Amerikayı da altın madeni yaktı!

Rusya, 1867 yılında Alaska'yı 7.2 milyon dolara ABD'ye sattı. Takvimler 1890'lı yılları göstermeye başladığında Amerika'da artık keşfedilecek bir yer kalmamıştı. Alaska dışında!

Kar ve buz kaplı Alaska kimsenin ilgisini çekmiyordu başlangıçta... İki kafadar George ve Jim söylentilerin peşinden Bonanza-Alaska'ya doğru yola çıktılar.

Sert hava koşulları, imkansızlıklar derken yılmadılar. Ağustos 1896'da ilk altınlarını buldular. Haberler çok hızlı yayıldı ancak daha önce çoğu boş çıktığı için fazla kulak asan olmadı.

Ta ki 17 Temmuz 1897'de Portland isimli gemi Seattle Limanı'na vardığında işler değişti. Geminin Alaska'da bulunan bir tondan fazla altını taşıdığı anlaşıldığında "altına hücum" başladı!

İlk etapta sayıları 100 binden fazla insan zengin olma umuduyla yola çıktı. Bunların 60 bini soğuktan, hastalıktan, açlıktan yollarda öldü.

Alaska'ya altın için gidenlerden biri de 1885'de, 16 yaşındayken Amerika'ya göç eden Alman Friedrich'ti... Berber olarak çalışıyor, cep büyüklüğünde göçmen dairesinde ablası ve kocasıyla birlikte kalıyordu.

Şansını denemek istedi. Önce restoran işine girdi. Biraz para biriktirip 1898 Mart'ında bir gemiye bindi.

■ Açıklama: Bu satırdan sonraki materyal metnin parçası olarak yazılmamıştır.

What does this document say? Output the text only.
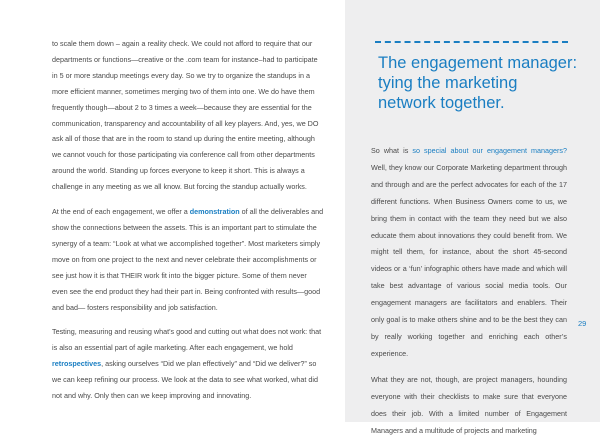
to scale them down – again a reality check. We could not afford to require that our departments or functions—creative or the .com team for instance–had to participate in 5 or more standup meetings every day. So we try to organize the standups in a more efficient manner, sometimes merging two of them into one. We do have them frequently though—about 2 to 3 times a week—because they are essential for the communication, transparency and accountability of all key players. And, yes, we DO ask all of those that are in the room to stand up during the entire meeting, although we cannot vouch for those participating via conference call from other departments around the world. Standing up forces everyone to keep it short. This is always a challenge in any meeting as we all know. But forcing the standup actually works.

At the end of each engagement, we offer a demonstration of all the deliverables and show the connections between the assets. This is an important part to stimulate the synergy of a team: “Look at what we accomplished together”. Most marketers simply move on from one project to the next and never celebrate their accomplishments or see just how it is that THEIR work fit into the bigger picture. Some of them never even see the end product they had their part in. Being confronted with results—good and bad— fosters responsibility and job satisfaction.

Testing, measuring and reusing what’s good and cutting out what does not work: that is also an essential part of agile marketing. After each engagement, we hold retrospectives, asking ourselves “Did we plan effectively” and “Did we deliver?” so we can keep refining our process. We look at the data to see what worked, what did not and why. Only then can we keep improving and innovating.

The engagement manager: tying the marketing network together.

So what is so special about our engagement managers? Well, they know our Corporate Marketing department through and through and are the perfect advocates for each of the 17 different functions. When Business Owners come to us, we bring them in contact with the team they need but we also educate them about innovations they could benefit from. We might tell them, for instance, about the short 45-second videos or a ‘fun’ infographic others have made and which will take best advantage of various social media tools. Our engagement managers are facilitators and enablers. Their only goal is to make others shine and to be the best they can by really working together and enriching each other’s experience.

What they are not, though, are project managers, hounding everyone with their checklists to make sure that everyone does their job. With a limited number of Engagement Managers and a multitude of projects and marketing

29
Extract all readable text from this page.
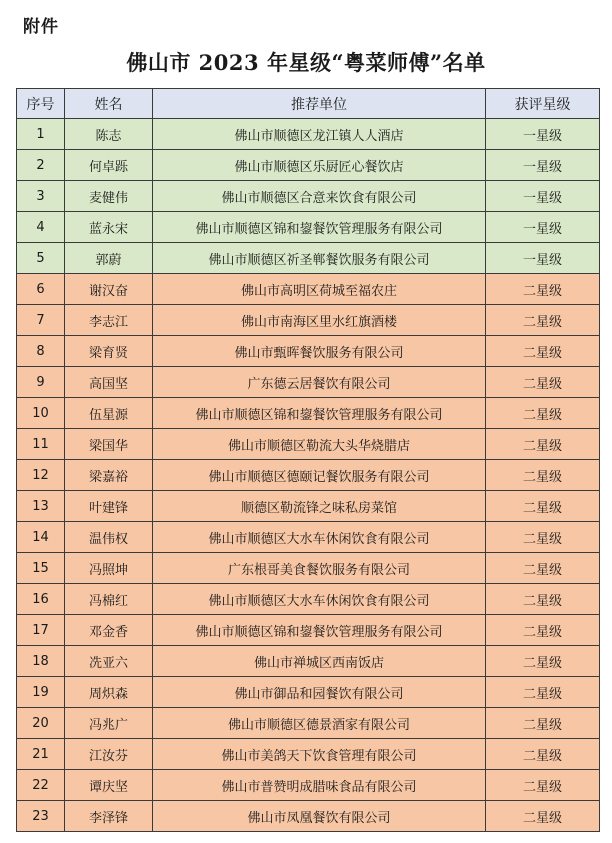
附件
佛山市 2023 年星级“粤菜师傅”名单
序号	姓名	推荐单位	获评星级
1	陈志	佛山市顺德区龙江镇人人酒店	一星级
2	何卓跞	佛山市顺德区乐厨匠心餐饮店	一星级
3	麦健伟	佛山市顺德区合意来饮食有限公司	一星级
4	蓝永宋	佛山市顺德区锦和鋆餐饮管理服务有限公司	一星级
5	郭蔚	佛山市顺德区祈圣郸餐饮服务有限公司	一星级
6	谢汉奋	佛山市高明区荷城至福农庄	二星级
7	李志江	佛山市南海区里水红旗酒楼	二星级
8	梁育贤	佛山市甄晖餐饮服务有限公司	二星级
9	高国坚	广东德云居餐饮有限公司	二星级
10	伍星源	佛山市顺德区锦和鋆餐饮管理服务有限公司	二星级
11	梁国华	佛山市顺德区勒流大头华烧腊店	二星级
12	梁嘉裕	佛山市顺德区德颐记餐饮服务有限公司	二星级
13	叶建锋	顺德区勒流锋之味私房菜馆	二星级
14	温伟权	佛山市顺德区大水车休闲饮食有限公司	二星级
15	冯照坤	广东根哥美食餐饮服务有限公司	二星级
16	冯棉红	佛山市顺德区大水车休闲饮食有限公司	二星级
17	邓金香	佛山市顺德区锦和鋆餐饮管理服务有限公司	二星级
18	冼亚六	佛山市禅城区西南饭店	二星级
19	周炽森	佛山市御品和园餐饮有限公司	二星级
20	冯兆广	佛山市顺德区德景酒家有限公司	二星级
21	江汝芬	佛山市美鸽天下饮食管理有限公司	二星级
22	谭庆坚	佛山市普赞明成腊味食品有限公司	二星级
23	李泽锋	佛山市凤凰餐饮有限公司	二星级
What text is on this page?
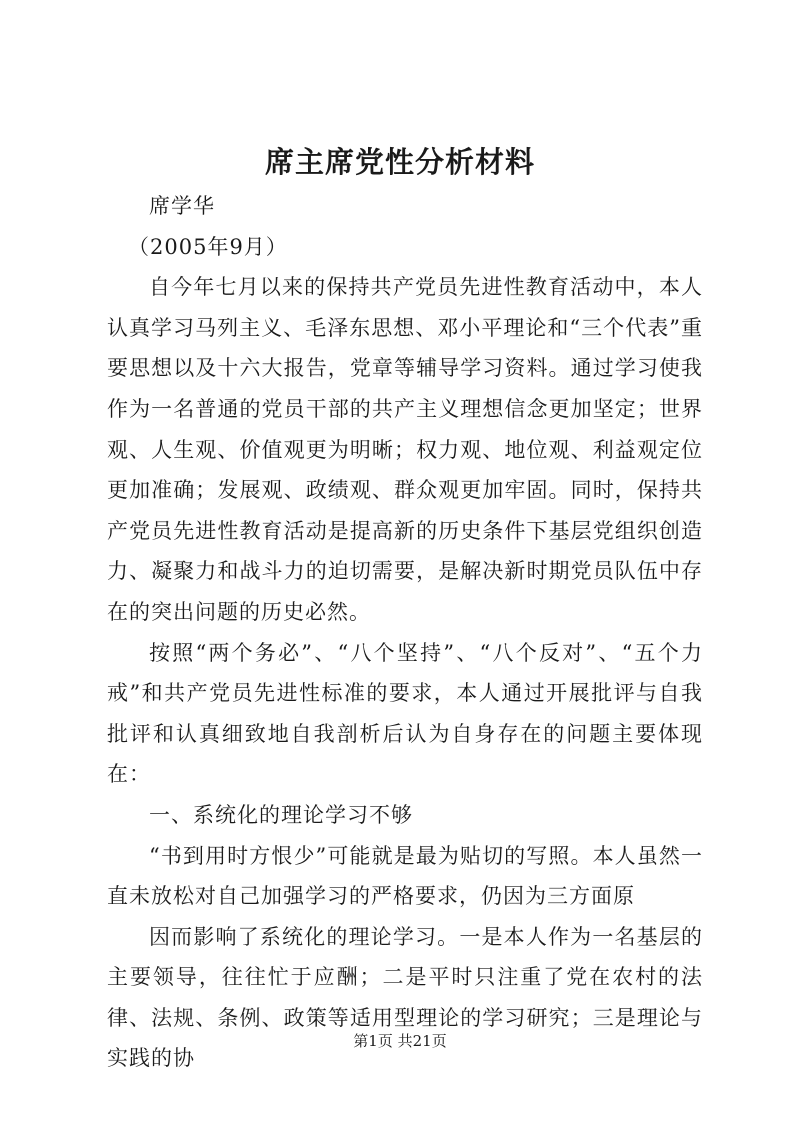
席主席党性分析材料

席学华

（2005年9月）

自今年七月以来的保持共产党员先进性教育活动中，本人认真学习马列主义、毛泽东思想、邓小平理论和“三个代表”重要思想以及十六大报告，党章等辅导学习资料。通过学习使我作为一名普通的党员干部的共产主义理想信念更加坚定；世界观、人生观、价值观更为明晰；权力观、地位观、利益观定位更加准确；发展观、政绩观、群众观更加牢固。同时，保持共产党员先进性教育活动是提高新的历史条件下基层党组织创造力、凝聚力和战斗力的迫切需要，是解决新时期党员队伍中存在的突出问题的历史必然。

按照“两个务必”、“八个坚持”、“八个反对”、“五个力戒”和共产党员先进性标准的要求，本人通过开展批评与自我批评和认真细致地自我剖析后认为自身存在的问题主要体现在：

一、系统化的理论学习不够

“书到用时方恨少”可能就是最为贴切的写照。本人虽然一直未放松对自己加强学习的严格要求，仍因为三方面原

因而影响了系统化的理论学习。一是本人作为一名基层的主要领导，往往忙于应酬；二是平时只注重了党在农村的法律、法规、条例、政策等适用型理论的学习研究；三是理论与实践的协

第1页 共21页
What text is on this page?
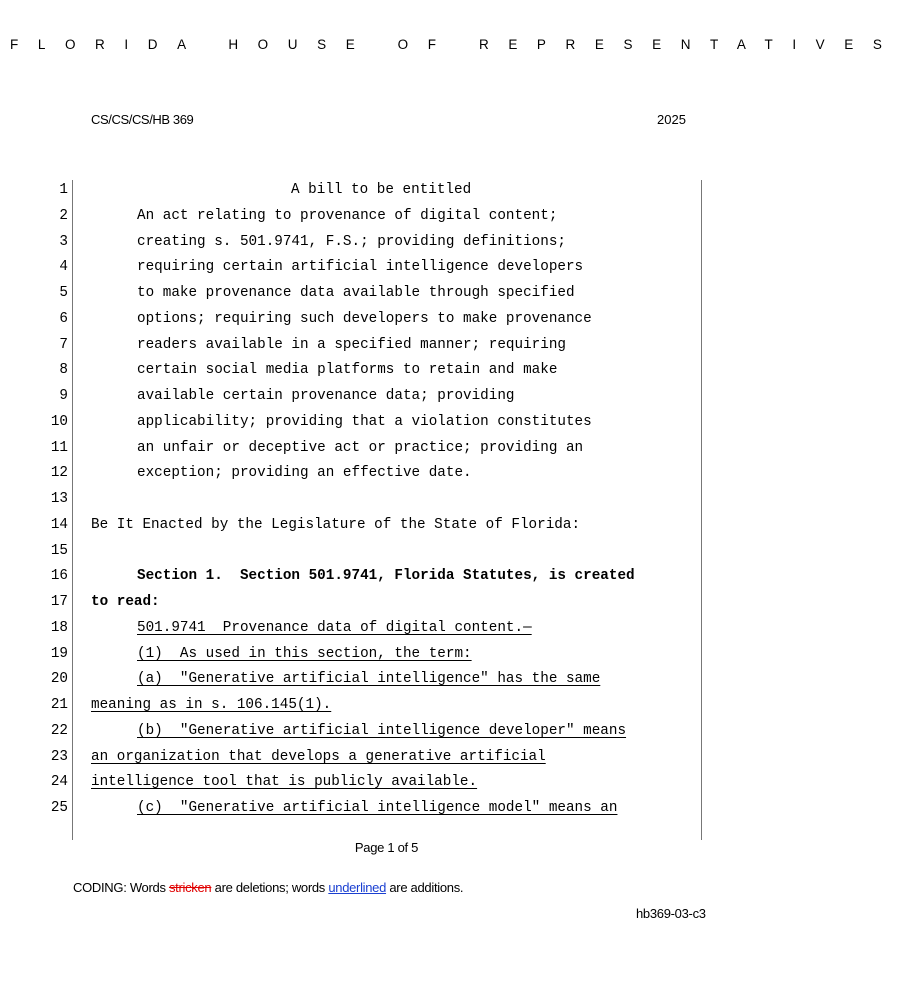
FLORIDA HOUSE OF REPRESENTATIVES
CS/CS/CS/HB 369	2025
1	A bill to be entitled
2	An act relating to provenance of digital content;
3	creating s. 501.9741, F.S.; providing definitions;
4	requiring certain artificial intelligence developers
5	to make provenance data available through specified
6	options; requiring such developers to make provenance
7	readers available in a specified manner; requiring
8	certain social media platforms to retain and make
9	available certain provenance data; providing
10	applicability; providing that a violation constitutes
11	an unfair or deceptive act or practice; providing an
12	exception; providing an effective date.
13
14 Be It Enacted by the Legislature of the State of Florida:
15
16	Section 1.  Section 501.9741, Florida Statutes, is created
17 to read:
18	501.9741  Provenance data of digital content.—
19	(1)  As used in this section, the term:
20	(a)  "Generative artificial intelligence" has the same
21 meaning as in s. 106.145(1).
22	(b)  "Generative artificial intelligence developer" means
23 an organization that develops a generative artificial
24 intelligence tool that is publicly available.
25	(c)  "Generative artificial intelligence model" means an
Page 1 of 5
CODING: Words stricken are deletions; words underlined are additions.
hb369-03-c3
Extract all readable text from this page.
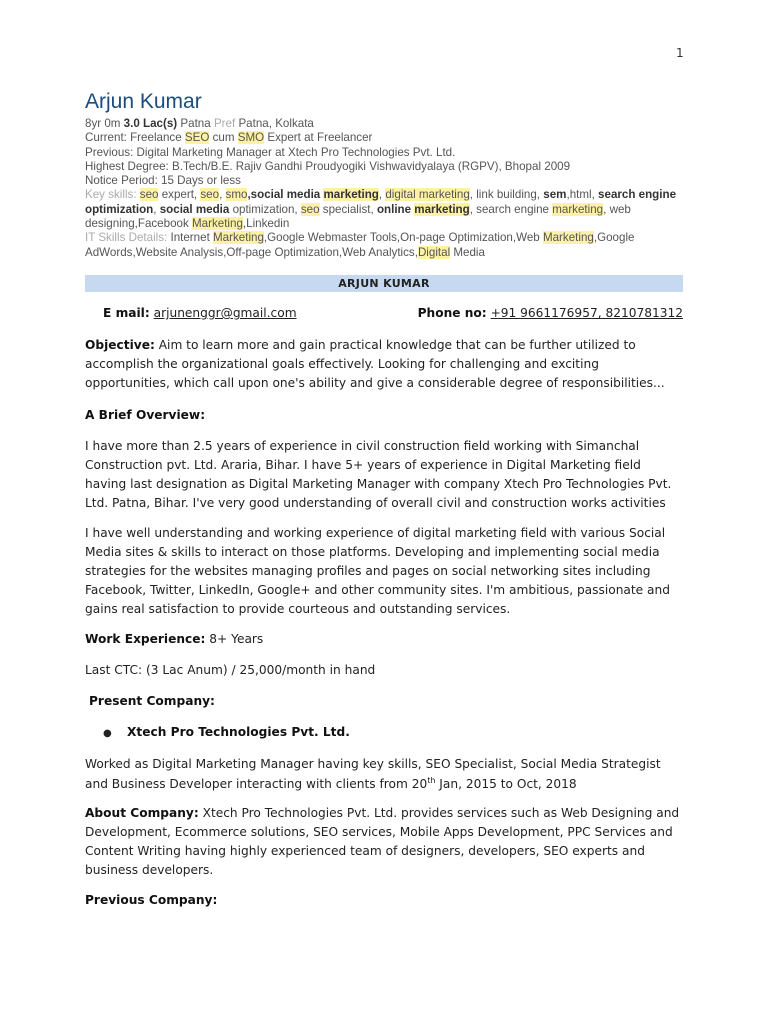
1
Arjun Kumar
8yr 0m 3.0 Lac(s) Patna Pref Patna, Kolkata
Current: Freelance SEO cum SMO Expert at Freelancer
Previous: Digital Marketing Manager at Xtech Pro Technologies Pvt. Ltd.
Highest Degree: B.Tech/B.E. Rajiv Gandhi Proudyogiki Vishwavidyalaya (RGPV), Bhopal 2009
Notice Period: 15 Days or less
Key skills: seo expert, seo, smo,social media marketing, digital marketing, link building, sem,html, search engine optimization, social media optimization, seo specialist, online marketing, search engine marketing, web designing,Facebook Marketing,Linkedin
IT Skills Details: Internet Marketing,Google Webmaster Tools,On-page Optimization,Web Marketing,Google AdWords,Website Analysis,Off-page Optimization,Web Analytics,Digital Media
ARJUN KUMAR
E mail: arjunenggr@gmail.com	Phone no: +91 9661176957, 8210781312

Objective: Aim to learn more and gain practical knowledge that can be further utilized to accomplish the organizational goals effectively. Looking for challenging and exciting opportunities, which call upon one's ability and give a considerable degree of responsibilities...

A Brief Overview:

I have more than 2.5 years of experience in civil construction field working with Simanchal Construction pvt. Ltd. Araria, Bihar. I have 5+ years of experience in Digital Marketing field having last designation as Digital Marketing Manager with company Xtech Pro Technologies Pvt. Ltd. Patna, Bihar. I've very good understanding of overall civil and construction works activities

I have well understanding and working experience of digital marketing field with various Social Media sites & skills to interact on those platforms. Developing and implementing social media strategies for the websites managing profiles and pages on social networking sites including Facebook, Twitter, LinkedIn, Google+ and other community sites. I'm ambitious, passionate and gains real satisfaction to provide courteous and outstanding services.

Work Experience: 8+ Years

Last CTC: (3 Lac Anum) / 25,000/month in hand

Present Company:

●	Xtech Pro Technologies Pvt. Ltd.

Worked as Digital Marketing Manager having key skills, SEO Specialist, Social Media Strategist and Business Developer interacting with clients from 20th Jan, 2015 to Oct, 2018

About Company: Xtech Pro Technologies Pvt. Ltd. provides services such as Web Designing and Development, Ecommerce solutions, SEO services, Mobile Apps Development, PPC Services and Content Writing having highly experienced team of designers, developers, SEO experts and business developers.

Previous Company:
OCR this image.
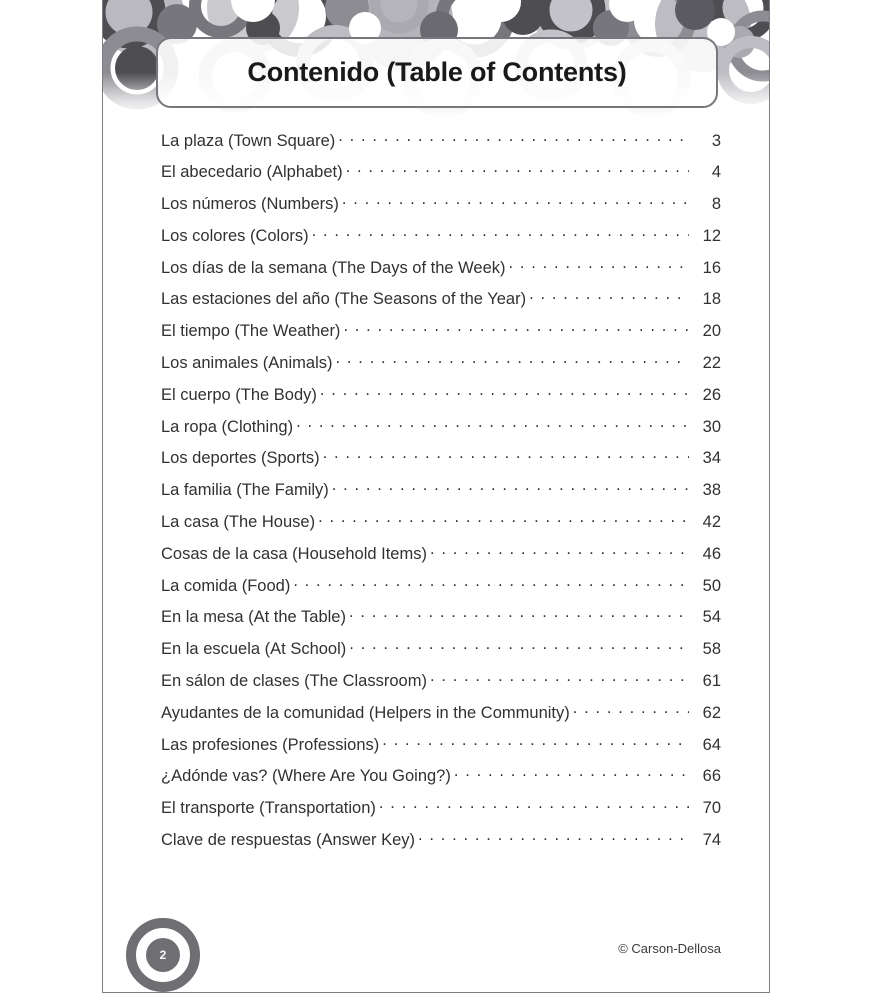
Contenido (Table of Contents)
La plaza (Town Square) . . .	3
El abecedario (Alphabet) . . .	4
Los números (Numbers) . . .	8
Los colores (Colors) . . .	12
Los días de la semana (The Days of the Week) . . .	16
Las estaciones del año (The Seasons of the Year) . . .	18
El tiempo (The Weather) . . .	20
Los animales (Animals) . . .	22
El cuerpo (The Body) . . .	26
La ropa (Clothing) . . .	30
Los deportes (Sports) . . .	34
La familia (The Family) . . .	38
La casa (The House) . . .	42
Cosas de la casa (Household Items) . . .	46
La comida (Food) . . .	50
En la mesa (At the Table) . . .	54
En la escuela (At School) . . .	58
En sálon de clases (The Classroom) . . .	61
Ayudantes de la comunidad (Helpers in the Community) . . .	62
Las profesiones (Professions) . . .	64
¿Adónde vas? (Where Are You Going?) . . .	66
El transporte (Transportation) . . .	70
Clave de respuestas (Answer Key) . . .	74
2	© Carson-Dellosa
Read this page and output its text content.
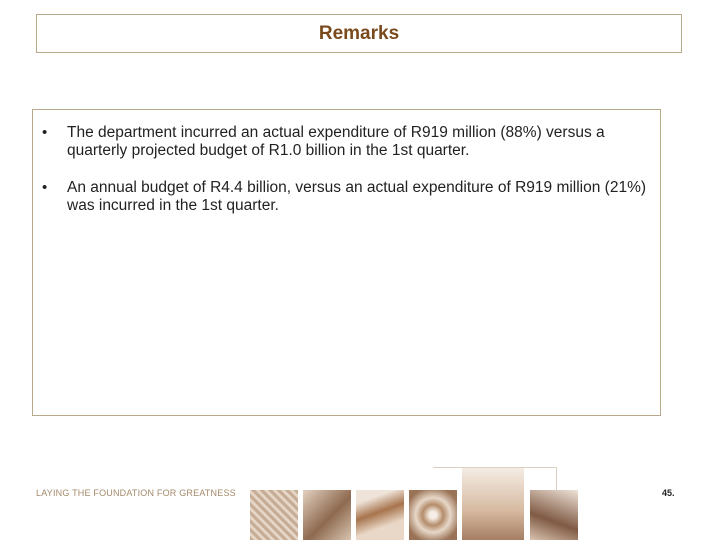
Remarks
• The department incurred an actual expenditure of R919 million (88%) versus a quarterly projected budget of R1.0 billion in the 1st quarter.
• An annual budget of R4.4 billion, versus an actual expenditure of R919 million (21%) was incurred in the 1st quarter.
LAYING THE FOUNDATION FOR GREATNESS	45.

Alaska'ya gitti.

Herkes altın ararken Friedrich kendine Levin adında bir ortak bulup keresteden yapılmış iki katlı bir binada otel açtı. İşleri oldukça iyiydi.

Kolay ulaşılabilen altın bitip, insanlar bir sonraki maden sahasına gitmeye başlayınca otellerini söküp bir tekneye yükleyerek, yeni gelişen kasabada yeniden inşa ettiler.

On binlerce kişi zengin olmak için altın madeni ararken, Friedrich ve Levin'in altın aramaya gelenler için işlettiği otel, altın madeni gibi çalışıyor, adeta para basıyordu.